他にも「公園で麻雀・合奏を楽しむ」や「芝生広場で映画鑑賞」など、“なんで今まで思いつかなかったのだろう?”っていうアイディアが盛りだくさん。どれも「特別な道具はいらない」「誰かと一緒にやればもっと楽しい」ってことが共通していて、みんなの想像力がどんどん刺激されていくのがわかりました。

笹尾さんからは「公共空間は私と私以外の共有の場所。周りの人たちの邪魔にならないように最大限配慮しながら、自分なりの楽しみ方を自由に考えてみるのが大切」とアドバイス。「お店や施設のサービスを利用するだけではなく、自分で楽しむ力を高めることで、“楽しいと感じる基準”を自分でコントロールできるようになる」というお話が特に印象的でした。



授業後半(グループワーク/発表)

後半は、いよいよグループワークの時間。5〜6人でチームを組んで、あらかじめ準備されていたテーマと条件を選択して「公共空間を活かした自分たちだけのマチアソビ」を笹尾さんと相談をしながら考えていきました。もうこの時点で、場の雰囲気はかなりにぎやか。笑い声が飛び交うグループ、真剣にアイディア出しをしているグループなどさまざま。笹尾さんも、ちょっとした“リアルなツッコミ”をくれたり、「それ面白いね!」と後押ししてくれたり。アイディアだけじゃ終わらない、もしかしたら実現できそう?の一歩がぐっと近づく瞬間でした。

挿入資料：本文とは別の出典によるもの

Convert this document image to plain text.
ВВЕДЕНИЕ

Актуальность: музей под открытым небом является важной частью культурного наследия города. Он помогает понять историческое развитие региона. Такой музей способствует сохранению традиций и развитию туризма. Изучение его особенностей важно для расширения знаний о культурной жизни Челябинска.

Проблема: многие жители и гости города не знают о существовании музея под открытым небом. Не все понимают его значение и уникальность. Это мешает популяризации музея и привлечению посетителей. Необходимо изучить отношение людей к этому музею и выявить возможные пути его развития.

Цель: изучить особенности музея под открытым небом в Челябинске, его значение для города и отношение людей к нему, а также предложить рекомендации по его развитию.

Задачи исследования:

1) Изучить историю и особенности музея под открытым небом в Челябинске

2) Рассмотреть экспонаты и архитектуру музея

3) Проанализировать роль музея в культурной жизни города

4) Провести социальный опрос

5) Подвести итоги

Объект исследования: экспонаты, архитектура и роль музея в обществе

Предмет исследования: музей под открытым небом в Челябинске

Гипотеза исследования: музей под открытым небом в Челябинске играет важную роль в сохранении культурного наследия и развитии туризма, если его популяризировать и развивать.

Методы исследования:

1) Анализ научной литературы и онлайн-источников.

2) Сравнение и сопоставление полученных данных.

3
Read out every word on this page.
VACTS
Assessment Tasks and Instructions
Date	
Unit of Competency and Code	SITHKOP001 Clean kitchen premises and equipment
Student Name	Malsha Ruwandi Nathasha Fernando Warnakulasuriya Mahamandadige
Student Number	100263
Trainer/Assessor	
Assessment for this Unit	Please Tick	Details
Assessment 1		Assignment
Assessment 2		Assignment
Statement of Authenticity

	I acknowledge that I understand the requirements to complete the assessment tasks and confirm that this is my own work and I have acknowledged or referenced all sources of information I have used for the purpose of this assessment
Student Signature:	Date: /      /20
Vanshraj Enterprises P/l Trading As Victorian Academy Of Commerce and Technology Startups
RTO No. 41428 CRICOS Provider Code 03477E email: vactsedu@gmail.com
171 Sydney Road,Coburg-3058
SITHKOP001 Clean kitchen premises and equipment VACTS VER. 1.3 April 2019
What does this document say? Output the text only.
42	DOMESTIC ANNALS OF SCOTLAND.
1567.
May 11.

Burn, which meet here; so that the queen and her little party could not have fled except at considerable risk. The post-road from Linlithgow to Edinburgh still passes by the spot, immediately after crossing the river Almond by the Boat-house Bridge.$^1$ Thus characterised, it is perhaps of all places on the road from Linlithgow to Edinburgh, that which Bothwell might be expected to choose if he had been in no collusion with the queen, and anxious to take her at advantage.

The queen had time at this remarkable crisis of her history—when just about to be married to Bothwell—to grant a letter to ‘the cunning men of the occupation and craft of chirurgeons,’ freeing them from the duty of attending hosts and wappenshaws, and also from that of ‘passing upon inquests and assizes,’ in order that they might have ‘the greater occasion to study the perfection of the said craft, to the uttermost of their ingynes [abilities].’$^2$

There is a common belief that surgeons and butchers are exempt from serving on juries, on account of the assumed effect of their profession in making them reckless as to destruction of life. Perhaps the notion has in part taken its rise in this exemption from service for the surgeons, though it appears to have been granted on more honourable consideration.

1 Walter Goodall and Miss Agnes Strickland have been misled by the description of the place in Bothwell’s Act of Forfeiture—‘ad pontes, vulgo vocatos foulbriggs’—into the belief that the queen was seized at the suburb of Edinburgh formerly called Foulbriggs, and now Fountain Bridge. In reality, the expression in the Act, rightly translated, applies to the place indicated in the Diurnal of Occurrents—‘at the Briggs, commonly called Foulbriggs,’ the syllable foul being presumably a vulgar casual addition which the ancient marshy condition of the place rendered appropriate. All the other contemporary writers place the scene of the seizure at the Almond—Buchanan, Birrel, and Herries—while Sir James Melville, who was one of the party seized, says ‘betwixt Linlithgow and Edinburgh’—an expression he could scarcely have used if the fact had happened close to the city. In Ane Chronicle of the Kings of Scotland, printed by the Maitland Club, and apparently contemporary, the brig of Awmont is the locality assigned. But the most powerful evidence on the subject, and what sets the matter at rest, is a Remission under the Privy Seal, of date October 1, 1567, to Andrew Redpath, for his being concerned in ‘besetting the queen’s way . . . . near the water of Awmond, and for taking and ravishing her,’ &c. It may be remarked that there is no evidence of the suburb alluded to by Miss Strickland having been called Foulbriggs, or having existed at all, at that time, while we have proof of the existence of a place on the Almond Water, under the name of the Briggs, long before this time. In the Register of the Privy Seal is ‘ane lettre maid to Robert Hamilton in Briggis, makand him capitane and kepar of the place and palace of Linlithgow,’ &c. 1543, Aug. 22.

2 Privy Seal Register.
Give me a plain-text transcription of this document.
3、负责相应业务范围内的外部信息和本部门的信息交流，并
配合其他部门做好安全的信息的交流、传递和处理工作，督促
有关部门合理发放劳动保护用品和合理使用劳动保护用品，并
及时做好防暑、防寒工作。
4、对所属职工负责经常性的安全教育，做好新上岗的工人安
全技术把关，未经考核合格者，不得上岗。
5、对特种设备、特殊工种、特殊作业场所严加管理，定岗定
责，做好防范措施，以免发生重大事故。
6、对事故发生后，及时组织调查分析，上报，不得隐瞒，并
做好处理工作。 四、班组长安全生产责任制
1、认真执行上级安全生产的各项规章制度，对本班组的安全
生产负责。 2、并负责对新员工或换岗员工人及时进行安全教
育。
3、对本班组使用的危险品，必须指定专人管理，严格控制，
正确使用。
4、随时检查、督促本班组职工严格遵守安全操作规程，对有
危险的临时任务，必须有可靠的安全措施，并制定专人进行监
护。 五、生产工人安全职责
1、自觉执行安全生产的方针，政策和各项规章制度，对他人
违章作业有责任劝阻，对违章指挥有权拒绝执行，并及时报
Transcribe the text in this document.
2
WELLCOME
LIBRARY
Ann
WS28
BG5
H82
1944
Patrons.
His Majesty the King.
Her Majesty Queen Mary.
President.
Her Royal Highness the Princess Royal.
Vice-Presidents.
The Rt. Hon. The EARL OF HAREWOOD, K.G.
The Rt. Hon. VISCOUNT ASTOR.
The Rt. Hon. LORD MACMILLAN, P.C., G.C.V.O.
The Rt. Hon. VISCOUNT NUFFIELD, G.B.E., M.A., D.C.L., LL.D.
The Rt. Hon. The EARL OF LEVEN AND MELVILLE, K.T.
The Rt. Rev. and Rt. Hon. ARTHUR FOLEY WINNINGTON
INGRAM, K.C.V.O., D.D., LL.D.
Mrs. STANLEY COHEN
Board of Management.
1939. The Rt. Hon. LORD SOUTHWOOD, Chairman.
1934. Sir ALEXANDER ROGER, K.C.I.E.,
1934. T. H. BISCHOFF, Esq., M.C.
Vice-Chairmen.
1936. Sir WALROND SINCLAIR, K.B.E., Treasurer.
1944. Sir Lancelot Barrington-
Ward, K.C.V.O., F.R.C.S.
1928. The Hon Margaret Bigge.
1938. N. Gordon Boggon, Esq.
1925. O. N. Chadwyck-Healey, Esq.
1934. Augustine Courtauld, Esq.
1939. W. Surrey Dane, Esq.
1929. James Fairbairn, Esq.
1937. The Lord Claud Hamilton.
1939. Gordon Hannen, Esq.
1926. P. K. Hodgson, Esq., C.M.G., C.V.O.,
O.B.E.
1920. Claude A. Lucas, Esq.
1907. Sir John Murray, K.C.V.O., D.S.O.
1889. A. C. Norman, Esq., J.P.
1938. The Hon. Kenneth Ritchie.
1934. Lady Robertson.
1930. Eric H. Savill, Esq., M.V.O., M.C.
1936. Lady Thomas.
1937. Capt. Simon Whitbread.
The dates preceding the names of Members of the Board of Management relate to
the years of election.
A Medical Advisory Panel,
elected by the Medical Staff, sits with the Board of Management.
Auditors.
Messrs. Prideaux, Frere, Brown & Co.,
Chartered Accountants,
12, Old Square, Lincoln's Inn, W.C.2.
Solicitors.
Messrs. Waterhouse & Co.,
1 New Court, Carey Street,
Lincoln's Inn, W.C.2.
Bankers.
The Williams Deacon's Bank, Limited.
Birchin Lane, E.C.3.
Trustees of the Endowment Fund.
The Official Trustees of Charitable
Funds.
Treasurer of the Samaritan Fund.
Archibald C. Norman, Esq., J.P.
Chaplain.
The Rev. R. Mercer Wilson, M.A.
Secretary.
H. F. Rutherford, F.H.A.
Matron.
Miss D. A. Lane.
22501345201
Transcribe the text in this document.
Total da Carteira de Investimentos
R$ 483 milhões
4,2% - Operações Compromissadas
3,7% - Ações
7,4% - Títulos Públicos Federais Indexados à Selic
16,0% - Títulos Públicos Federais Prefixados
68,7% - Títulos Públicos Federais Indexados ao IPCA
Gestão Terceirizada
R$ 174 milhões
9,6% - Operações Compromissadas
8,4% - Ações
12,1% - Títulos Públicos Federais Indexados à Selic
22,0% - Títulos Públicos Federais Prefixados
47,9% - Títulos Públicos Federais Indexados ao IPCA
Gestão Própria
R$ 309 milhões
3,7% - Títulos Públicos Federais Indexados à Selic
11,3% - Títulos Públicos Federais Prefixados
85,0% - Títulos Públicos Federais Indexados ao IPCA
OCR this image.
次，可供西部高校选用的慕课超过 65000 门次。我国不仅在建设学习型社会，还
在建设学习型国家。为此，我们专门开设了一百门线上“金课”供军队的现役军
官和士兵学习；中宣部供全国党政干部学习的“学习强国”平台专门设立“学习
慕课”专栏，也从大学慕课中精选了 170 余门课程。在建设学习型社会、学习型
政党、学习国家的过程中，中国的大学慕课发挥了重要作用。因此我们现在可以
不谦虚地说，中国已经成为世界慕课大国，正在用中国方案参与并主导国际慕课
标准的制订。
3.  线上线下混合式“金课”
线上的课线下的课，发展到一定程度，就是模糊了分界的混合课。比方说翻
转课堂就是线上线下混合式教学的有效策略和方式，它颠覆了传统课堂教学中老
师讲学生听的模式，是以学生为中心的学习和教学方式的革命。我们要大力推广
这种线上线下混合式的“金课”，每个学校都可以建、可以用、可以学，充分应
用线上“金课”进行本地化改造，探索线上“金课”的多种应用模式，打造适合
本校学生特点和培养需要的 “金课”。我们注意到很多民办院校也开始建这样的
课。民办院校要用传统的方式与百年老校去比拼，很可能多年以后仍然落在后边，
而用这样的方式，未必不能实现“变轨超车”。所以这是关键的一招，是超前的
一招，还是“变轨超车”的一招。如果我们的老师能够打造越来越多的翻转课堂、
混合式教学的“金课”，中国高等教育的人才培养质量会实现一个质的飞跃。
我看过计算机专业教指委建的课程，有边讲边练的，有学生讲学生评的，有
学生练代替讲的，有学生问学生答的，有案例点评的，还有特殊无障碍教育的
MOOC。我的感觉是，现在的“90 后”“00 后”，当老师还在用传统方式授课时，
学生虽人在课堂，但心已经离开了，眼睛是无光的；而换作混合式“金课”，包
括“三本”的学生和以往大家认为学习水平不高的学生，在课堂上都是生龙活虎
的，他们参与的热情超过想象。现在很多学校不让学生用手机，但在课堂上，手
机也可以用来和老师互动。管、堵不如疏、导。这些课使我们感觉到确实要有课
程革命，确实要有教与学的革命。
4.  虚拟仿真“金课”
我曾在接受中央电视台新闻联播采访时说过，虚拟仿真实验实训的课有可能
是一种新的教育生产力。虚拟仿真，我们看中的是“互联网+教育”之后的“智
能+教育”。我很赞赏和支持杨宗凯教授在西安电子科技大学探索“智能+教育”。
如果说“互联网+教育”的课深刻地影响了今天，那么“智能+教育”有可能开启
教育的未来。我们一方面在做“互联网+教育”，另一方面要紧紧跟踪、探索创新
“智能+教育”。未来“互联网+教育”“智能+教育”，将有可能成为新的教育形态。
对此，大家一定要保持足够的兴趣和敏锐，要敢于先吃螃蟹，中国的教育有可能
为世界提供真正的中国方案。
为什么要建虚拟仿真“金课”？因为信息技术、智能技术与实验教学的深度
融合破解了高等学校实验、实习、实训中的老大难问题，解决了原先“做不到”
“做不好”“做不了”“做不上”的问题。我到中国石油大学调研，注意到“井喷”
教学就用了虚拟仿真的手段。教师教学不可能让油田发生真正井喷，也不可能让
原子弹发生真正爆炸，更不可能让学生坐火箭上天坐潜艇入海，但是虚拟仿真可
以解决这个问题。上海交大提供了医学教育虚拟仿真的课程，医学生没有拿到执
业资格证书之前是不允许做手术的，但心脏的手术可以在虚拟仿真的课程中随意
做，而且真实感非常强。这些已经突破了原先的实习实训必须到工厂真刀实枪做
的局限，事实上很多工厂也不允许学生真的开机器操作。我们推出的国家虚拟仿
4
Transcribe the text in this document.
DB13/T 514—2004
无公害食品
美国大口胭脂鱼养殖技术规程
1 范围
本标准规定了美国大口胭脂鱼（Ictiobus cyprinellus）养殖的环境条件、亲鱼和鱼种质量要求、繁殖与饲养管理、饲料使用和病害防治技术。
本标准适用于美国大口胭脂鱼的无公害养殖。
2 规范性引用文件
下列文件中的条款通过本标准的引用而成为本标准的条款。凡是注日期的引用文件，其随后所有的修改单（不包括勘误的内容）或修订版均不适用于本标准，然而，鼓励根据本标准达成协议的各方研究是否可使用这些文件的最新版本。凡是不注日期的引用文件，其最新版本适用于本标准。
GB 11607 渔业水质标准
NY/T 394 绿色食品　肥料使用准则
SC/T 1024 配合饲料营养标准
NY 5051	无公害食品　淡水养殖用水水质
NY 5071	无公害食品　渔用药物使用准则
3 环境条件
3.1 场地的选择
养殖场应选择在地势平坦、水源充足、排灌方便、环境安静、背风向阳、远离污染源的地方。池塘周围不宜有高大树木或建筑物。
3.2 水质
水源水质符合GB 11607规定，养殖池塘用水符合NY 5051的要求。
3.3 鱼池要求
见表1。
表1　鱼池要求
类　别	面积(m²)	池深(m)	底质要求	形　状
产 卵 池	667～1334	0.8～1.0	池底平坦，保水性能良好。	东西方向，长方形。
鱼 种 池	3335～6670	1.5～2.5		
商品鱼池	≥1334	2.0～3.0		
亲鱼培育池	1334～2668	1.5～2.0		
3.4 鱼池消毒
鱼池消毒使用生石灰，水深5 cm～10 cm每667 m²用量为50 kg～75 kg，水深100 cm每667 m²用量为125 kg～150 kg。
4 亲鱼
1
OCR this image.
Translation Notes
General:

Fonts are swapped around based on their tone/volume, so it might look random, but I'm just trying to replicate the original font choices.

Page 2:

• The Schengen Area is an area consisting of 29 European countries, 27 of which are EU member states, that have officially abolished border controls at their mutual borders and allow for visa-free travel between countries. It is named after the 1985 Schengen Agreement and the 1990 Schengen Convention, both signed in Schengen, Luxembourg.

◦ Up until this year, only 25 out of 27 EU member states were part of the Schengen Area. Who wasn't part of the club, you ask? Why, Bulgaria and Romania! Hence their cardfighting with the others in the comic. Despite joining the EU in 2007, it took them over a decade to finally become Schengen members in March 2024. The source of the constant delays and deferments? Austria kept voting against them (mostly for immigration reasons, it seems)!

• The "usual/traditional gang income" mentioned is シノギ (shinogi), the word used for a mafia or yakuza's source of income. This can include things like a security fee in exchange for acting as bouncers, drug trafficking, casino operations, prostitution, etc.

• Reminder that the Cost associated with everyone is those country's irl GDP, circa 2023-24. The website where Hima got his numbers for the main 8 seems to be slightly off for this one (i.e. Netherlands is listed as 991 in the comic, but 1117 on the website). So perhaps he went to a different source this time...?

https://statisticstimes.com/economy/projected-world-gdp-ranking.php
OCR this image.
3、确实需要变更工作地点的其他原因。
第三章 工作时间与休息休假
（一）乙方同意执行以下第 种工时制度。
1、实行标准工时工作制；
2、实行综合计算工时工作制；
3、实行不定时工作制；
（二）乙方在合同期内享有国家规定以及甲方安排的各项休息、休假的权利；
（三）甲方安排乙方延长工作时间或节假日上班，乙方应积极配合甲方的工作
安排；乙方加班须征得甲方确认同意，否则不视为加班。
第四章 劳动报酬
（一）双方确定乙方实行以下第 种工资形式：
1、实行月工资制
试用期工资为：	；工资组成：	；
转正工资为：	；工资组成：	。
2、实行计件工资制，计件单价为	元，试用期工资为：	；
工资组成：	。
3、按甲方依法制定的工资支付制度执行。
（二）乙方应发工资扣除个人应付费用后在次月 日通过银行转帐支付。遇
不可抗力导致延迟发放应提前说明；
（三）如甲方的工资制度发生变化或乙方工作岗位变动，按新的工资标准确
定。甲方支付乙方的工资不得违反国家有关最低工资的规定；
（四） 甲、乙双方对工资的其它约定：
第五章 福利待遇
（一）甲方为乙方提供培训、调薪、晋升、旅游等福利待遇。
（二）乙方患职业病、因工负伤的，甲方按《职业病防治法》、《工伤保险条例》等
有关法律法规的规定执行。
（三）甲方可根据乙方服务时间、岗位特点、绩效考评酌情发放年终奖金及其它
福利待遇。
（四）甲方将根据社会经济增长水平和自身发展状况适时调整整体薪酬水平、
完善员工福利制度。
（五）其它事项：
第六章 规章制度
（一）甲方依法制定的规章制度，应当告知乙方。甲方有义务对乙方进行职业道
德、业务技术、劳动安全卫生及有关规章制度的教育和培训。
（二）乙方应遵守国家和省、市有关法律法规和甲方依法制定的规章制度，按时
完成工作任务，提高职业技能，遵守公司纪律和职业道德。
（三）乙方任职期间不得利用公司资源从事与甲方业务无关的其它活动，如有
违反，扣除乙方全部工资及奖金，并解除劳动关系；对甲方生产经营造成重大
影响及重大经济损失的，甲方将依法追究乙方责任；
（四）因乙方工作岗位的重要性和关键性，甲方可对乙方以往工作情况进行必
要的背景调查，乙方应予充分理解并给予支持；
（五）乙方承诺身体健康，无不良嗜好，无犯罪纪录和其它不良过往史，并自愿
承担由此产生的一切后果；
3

各グループから出てきたアイディアは今すぐやってみたくなる企画ばかり。場所の選び方、時間帯、必要なもの…と、いろんな角度から話し合いが進んでいったようすが分かりました。


各グループから出てきた「マチアソビ」のアイディア

「テーマ:憂鬱な月曜日を最高の日に」×「条件:終電後から始発まで」
アイディア:MSAM(みんなで最高の朝を迎えよう)
・日曜日の夜に渋谷氷川公園に集合
・参加者は自由に過ごしながら朝を迎えて、そのまま会社や学校へ

「テーマ:見知らぬ他人との時間の共有」×「条件:15分以内で一本勝負!」
アイディア:趣味披露合戦 ~あなたの趣味を知りたい What’s your hobby?~
・代々木公園の木の下に集合
・対戦用のリングを準備して参加者が1vs1で自分の趣味や特技を披露
・意外性などの基準で勝者を判定

「テーマ:街の歴史に触れる」×「条件:参加費は無料」
アイディア:私の渋谷、あなたの渋谷 星に願いを
・渋谷駅のハチ公に集合
・七夕用の笹と記入用の短冊を準備
・自分たちや街の人たちに渋谷の思い出(歴史)などを短冊に記入して飾る

「テーマ:新しい食事のスタイル」×「条件:電源・電子機器の利用禁止」
アイディア:緊急開催! じゃない方の食事、最強のご飯のお供を決めろ
・北の丸公園に集合
・会社の備蓄や賞味期限切れ間近の食材などを持ち寄って調理
・できあがった「ご飯のお供」でコンテスト(味・持ち寄った食材の量など)

最後は、それぞれのグループがプレゼンタイム。どのアイディアもユニークで、しかもちゃんと“できそう”な手ごたえがあるものばかり。笹尾さんも「授業が終わったらそのまま移動して、ぜひ開催してみてください!」と笑いながら太鼓判?を押してくれました。




今回の授業は、街をもっと自由に楽しむためのヒントが詰まった120分でした。普段の自分の“日常”や“好き”を街に持ち出すだけで、見慣れた場所がちょっと特別な空間に変わる、日常が少しだけ楽しくなる。それって実は誰にでもできることなんだって気づけたのが大きな収穫です。アイディアを持ち寄って、話して、カタチにしてみる。このプロセス自体が、街との新しい付き合い方そのものだったように思います。次は、どこで何をやろう? そんな妄想がふくらむ、楽しくて、前向きな授業でした。